É interessante como o texto de “Treta” coloca a raiva e a vontade de se vingar em um lugar de frustração, uma compensação pela maneira como Danny e Amy são tratados pelo mundo que os cerca. Mesmo em posições sociais distintas, ambos são vítimas da pressão capitalista pelo sucesso ou da pressão social por constituir uma família e não se tornar um pária, um fracassado. Esses temas levam a série de Lee Sung Jin a caminhos mais pessoais, tornando os protagonistas pessoas com as quais nos identificamos em níveis de intimidade que até surpreendem.

Steven Yeun e Ali Wong são perfeitos para os papéis.
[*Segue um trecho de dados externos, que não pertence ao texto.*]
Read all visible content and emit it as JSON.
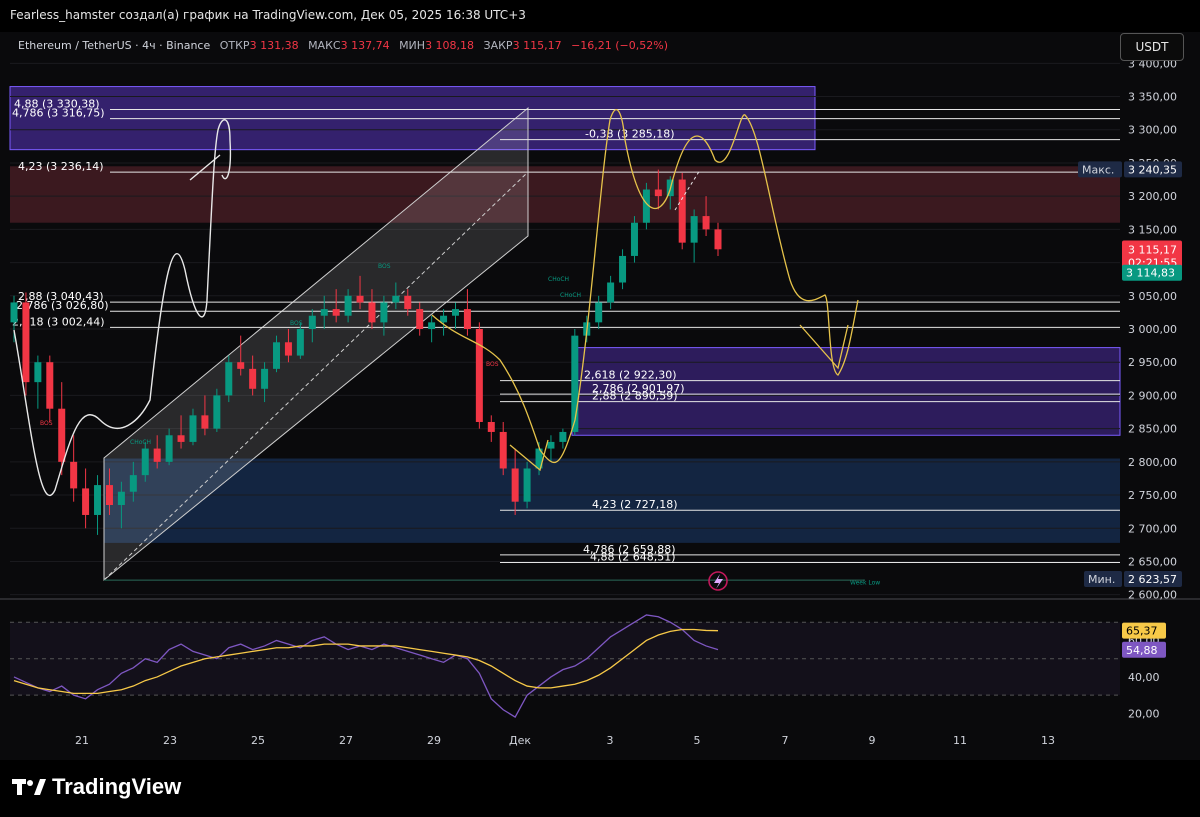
{
  "header": {
    "title": "Fearless_hamster создал(а) график на TradingView.com, Дек 05, 2025 16:38 UTC+3"
  },
  "symbol": {
    "name": "Ethereum / TetherUS · 4ч · Binance",
    "open_label": "ОТКР",
    "open": "3 131,38",
    "high_label": "МАКС",
    "high": "3 137,74",
    "low_label": "МИН",
    "low": "3 108,18",
    "close_label": "ЗАКР",
    "close": "3 115,17",
    "change": "−16,21 (−0,52%)"
  },
  "currency": "USDT",
  "colors": {
    "up": "#089981",
    "down": "#f23645",
    "zone_purple": "#4b2a9a",
    "zone_blue": "#1b3a6a",
    "zone_red": "#4a1d24",
    "rsi": "#7e57c2",
    "rsi_ma": "#f7c948"
  },
  "chart_data": [
    {
      "type": "candlestick",
      "y_axis_ticks": [
        "3 400,00",
        "3 350,00",
        "3 300,00",
        "3 250,00",
        "3 200,00",
        "3 150,00",
        "3 100,00",
        "3 050,00",
        "3 000,00",
        "2 950,00",
        "2 900,00",
        "2 850,00",
        "2 800,00",
        "2 750,00",
        "2 700,00",
        "2 650,00",
        "2 600,00"
      ],
      "y_axis_values": [
        3400,
        3350,
        3300,
        3250,
        3200,
        3150,
        3100,
        3050,
        3000,
        2950,
        2900,
        2850,
        2800,
        2750,
        2700,
        2650,
        2600
      ],
      "ylim": [
        2595,
        3405
      ],
      "x_axis_ticks": [
        "21",
        "23",
        "25",
        "27",
        "29",
        "Дек",
        "3",
        "5",
        "7",
        "9",
        "11",
        "13"
      ],
      "candles": [
        [
          3010,
          3050,
          2980,
          3040
        ],
        [
          3040,
          3055,
          2900,
          2920
        ],
        [
          2920,
          2960,
          2880,
          2950
        ],
        [
          2950,
          2960,
          2860,
          2880
        ],
        [
          2880,
          2920,
          2780,
          2800
        ],
        [
          2800,
          2840,
          2740,
          2760
        ],
        [
          2760,
          2790,
          2700,
          2720
        ],
        [
          2720,
          2780,
          2690,
          2765
        ],
        [
          2765,
          2790,
          2720,
          2735
        ],
        [
          2735,
          2770,
          2700,
          2755
        ],
        [
          2755,
          2800,
          2740,
          2780
        ],
        [
          2780,
          2830,
          2770,
          2820
        ],
        [
          2820,
          2840,
          2790,
          2800
        ],
        [
          2800,
          2850,
          2795,
          2840
        ],
        [
          2840,
          2870,
          2820,
          2830
        ],
        [
          2830,
          2880,
          2825,
          2870
        ],
        [
          2870,
          2900,
          2840,
          2850
        ],
        [
          2850,
          2910,
          2845,
          2900
        ],
        [
          2900,
          2960,
          2890,
          2950
        ],
        [
          2950,
          2990,
          2930,
          2940
        ],
        [
          2940,
          2960,
          2900,
          2910
        ],
        [
          2910,
          2950,
          2890,
          2940
        ],
        [
          2940,
          2990,
          2935,
          2980
        ],
        [
          2980,
          3000,
          2950,
          2960
        ],
        [
          2960,
          3010,
          2955,
          3000
        ],
        [
          3000,
          3030,
          2980,
          3020
        ],
        [
          3020,
          3050,
          3000,
          3030
        ],
        [
          3030,
          3060,
          3010,
          3020
        ],
        [
          3020,
          3060,
          3010,
          3050
        ],
        [
          3050,
          3080,
          3030,
          3040
        ],
        [
          3040,
          3060,
          3000,
          3010
        ],
        [
          3010,
          3050,
          2990,
          3040
        ],
        [
          3040,
          3070,
          3030,
          3050
        ],
        [
          3050,
          3060,
          3020,
          3030
        ],
        [
          3030,
          3040,
          2990,
          3000
        ],
        [
          3000,
          3020,
          2980,
          3010
        ],
        [
          3010,
          3030,
          2990,
          3020
        ],
        [
          3020,
          3040,
          3000,
          3030
        ],
        [
          3030,
          3060,
          2990,
          3000
        ],
        [
          3000,
          3010,
          2850,
          2860
        ],
        [
          2860,
          2870,
          2830,
          2845
        ],
        [
          2845,
          2860,
          2780,
          2790
        ],
        [
          2790,
          2820,
          2720,
          2740
        ],
        [
          2740,
          2800,
          2730,
          2790
        ],
        [
          2790,
          2830,
          2780,
          2820
        ],
        [
          2820,
          2840,
          2800,
          2830
        ],
        [
          2830,
          2850,
          2820,
          2845
        ],
        [
          2845,
          3000,
          2840,
          2990
        ],
        [
          2990,
          3020,
          2980,
          3010
        ],
        [
          3010,
          3050,
          3000,
          3040
        ],
        [
          3040,
          3080,
          3030,
          3070
        ],
        [
          3070,
          3120,
          3060,
          3110
        ],
        [
          3110,
          3170,
          3100,
          3160
        ],
        [
          3160,
          3220,
          3150,
          3210
        ],
        [
          3210,
          3240,
          3180,
          3200
        ],
        [
          3200,
          3230,
          3180,
          3225
        ],
        [
          3225,
          3235,
          3120,
          3130
        ],
        [
          3130,
          3180,
          3100,
          3170
        ],
        [
          3170,
          3200,
          3140,
          3150
        ],
        [
          3150,
          3160,
          3110,
          3120
        ]
      ],
      "levels": [
        {
          "label": "4,88 (3 330,38)",
          "value": 3330.38
        },
        {
          "label": "4,786 (3 316,75)",
          "value": 3316.75
        },
        {
          "label": "-0,38 (3 285,18)",
          "value": 3285.18
        },
        {
          "label": "4,23 (3 236,14)",
          "value": 3236.14
        },
        {
          "label": "2,88 (3 040,43)",
          "value": 3040.43
        },
        {
          "label": "2,786 (3 026,80)",
          "value": 3026.8
        },
        {
          "label": "2,618 (3 002,44)",
          "value": 3002.44
        },
        {
          "label": "2,618 (2 922,30)",
          "value": 2922.3
        },
        {
          "label": "2,786 (2 901,97)",
          "value": 2901.97
        },
        {
          "label": "2,88 (2 890,59)",
          "value": 2890.59
        },
        {
          "label": "4,23 (2 727,18)",
          "value": 2727.18
        },
        {
          "label": "4,786 (2 659,88)",
          "value": 2659.88
        },
        {
          "label": "4,88 (2 648,51)",
          "value": 2648.51
        }
      ],
      "zones": [
        {
          "name": "upper-purple",
          "top": 3365,
          "bottom": 3270
        },
        {
          "name": "red-resistance",
          "top": 3245,
          "bottom": 3160
        },
        {
          "name": "lower-purple",
          "top": 2972,
          "bottom": 2840
        },
        {
          "name": "blue-support",
          "top": 2805,
          "bottom": 2678
        }
      ],
      "markers": {
        "max_label": "Макс.",
        "max_value": "3 240,35",
        "min_label": "Мин.",
        "min_value": "2 623,57",
        "last_price": "3 115,17",
        "countdown": "02:21:55",
        "prev_price": "3 114,83",
        "week_low": "Week Low"
      },
      "annotations": [
        "BOS",
        "CHoCH",
        "BOS",
        "BOS",
        "CHoCH",
        "CHoCH",
        "BOS"
      ]
    },
    {
      "type": "line",
      "name": "RSI",
      "y_axis_ticks": [
        "60,00",
        "40,00",
        "20,00"
      ],
      "y_axis_values": [
        60,
        40,
        20
      ],
      "ylim": [
        12,
        80
      ],
      "rsi_value": "54,88",
      "ma_value": "65,37",
      "upper_band": 70,
      "lower_band": 30,
      "rsi": [
        40,
        37,
        34,
        32,
        35,
        30,
        28,
        33,
        36,
        42,
        45,
        50,
        48,
        55,
        58,
        54,
        52,
        50,
        56,
        58,
        55,
        57,
        60,
        58,
        56,
        60,
        62,
        58,
        55,
        57,
        55,
        58,
        56,
        54,
        52,
        50,
        48,
        52,
        50,
        42,
        28,
        22,
        18,
        30,
        35,
        40,
        44,
        46,
        50,
        56,
        62,
        66,
        70,
        74,
        73,
        70,
        66,
        60,
        57,
        55
      ],
      "rsi_ma": [
        38,
        36,
        34,
        33,
        32,
        31,
        31,
        31,
        32,
        33,
        35,
        38,
        40,
        43,
        46,
        48,
        50,
        51,
        52,
        53,
        54,
        55,
        56,
        56,
        57,
        57,
        58,
        58,
        58,
        57,
        57,
        57,
        57,
        56,
        55,
        54,
        53,
        52,
        51,
        49,
        46,
        42,
        38,
        35,
        34,
        34,
        35,
        36,
        38,
        41,
        45,
        50,
        55,
        60,
        63,
        65,
        66,
        66,
        65.5,
        65.37
      ]
    }
  ],
  "footer": {
    "brand": "TradingView"
  }
}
Yeun dá vida a um Danny sofrido, um sujeito que tenta manter o sorriso no rosto, mas que já não sabe mais se tem forças. Já Amy é o estereótipo da mulher de sucesso, mas o roteiro dá a ela camadas que são bem trabalhadas pela série e que funcionam nessa aproximação entre espectador e personagem. É curioso como o arco dos dois sofre do mesmo problema, o subdesenvolvimento da relação de ambos com os pais, o que talvez não seja uma coincidência, mas sim mais um aspecto social da vida de imigrantes.
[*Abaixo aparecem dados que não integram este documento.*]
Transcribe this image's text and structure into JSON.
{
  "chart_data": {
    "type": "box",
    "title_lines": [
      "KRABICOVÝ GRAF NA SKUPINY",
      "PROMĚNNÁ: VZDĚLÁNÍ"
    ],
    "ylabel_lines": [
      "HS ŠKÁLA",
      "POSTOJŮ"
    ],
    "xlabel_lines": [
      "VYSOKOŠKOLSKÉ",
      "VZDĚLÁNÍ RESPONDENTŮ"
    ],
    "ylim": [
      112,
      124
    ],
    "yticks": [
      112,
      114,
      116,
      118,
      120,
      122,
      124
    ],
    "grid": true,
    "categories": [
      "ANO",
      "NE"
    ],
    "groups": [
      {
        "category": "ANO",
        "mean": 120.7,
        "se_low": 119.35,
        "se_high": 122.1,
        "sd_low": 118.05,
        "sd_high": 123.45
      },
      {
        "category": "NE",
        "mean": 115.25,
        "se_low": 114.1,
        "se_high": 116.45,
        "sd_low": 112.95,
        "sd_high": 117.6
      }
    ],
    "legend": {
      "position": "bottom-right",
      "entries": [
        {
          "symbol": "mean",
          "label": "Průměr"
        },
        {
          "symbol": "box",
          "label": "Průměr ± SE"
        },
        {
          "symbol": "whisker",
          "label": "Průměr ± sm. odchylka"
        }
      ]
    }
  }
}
Série "Treta", da Netflix. Crédito: ANDREW COOPER/NETFLIX
Série "Treta", da Netflix. Crédito: ANDREW COOPER/NETFLIX

“Treta” diverte, deixa tenso e até emociona quando nos aproxima das dores dos personagens. Seu grande mérito é raramente seguir pelo caminho mais fácil, se tornando totalmente imprevisível. É quando tudo parece estar estabelecido que a série opta por saídas que tiram os personagens (e o espectador) do conforto. No ótimo episódio final, o texto muda tudo novamente de lugar trazendo a identificação não do público com os personagens, mas entre eles mesmos.

Com ótima direção de Hikari, Jake Schreifer e Lee Sung In (no último episódio, o mais diferente), “Treta” brinca com o conforto da identificação ao nos fazer entender até as piores escolhas de seus protagonistas e provoca: será que agiríamos como eles? São esses detalhes que, aliados a uma narrativa ágil, nunca no mesmo lugar, fazem da série uma das melhores do catálogo da Netflix.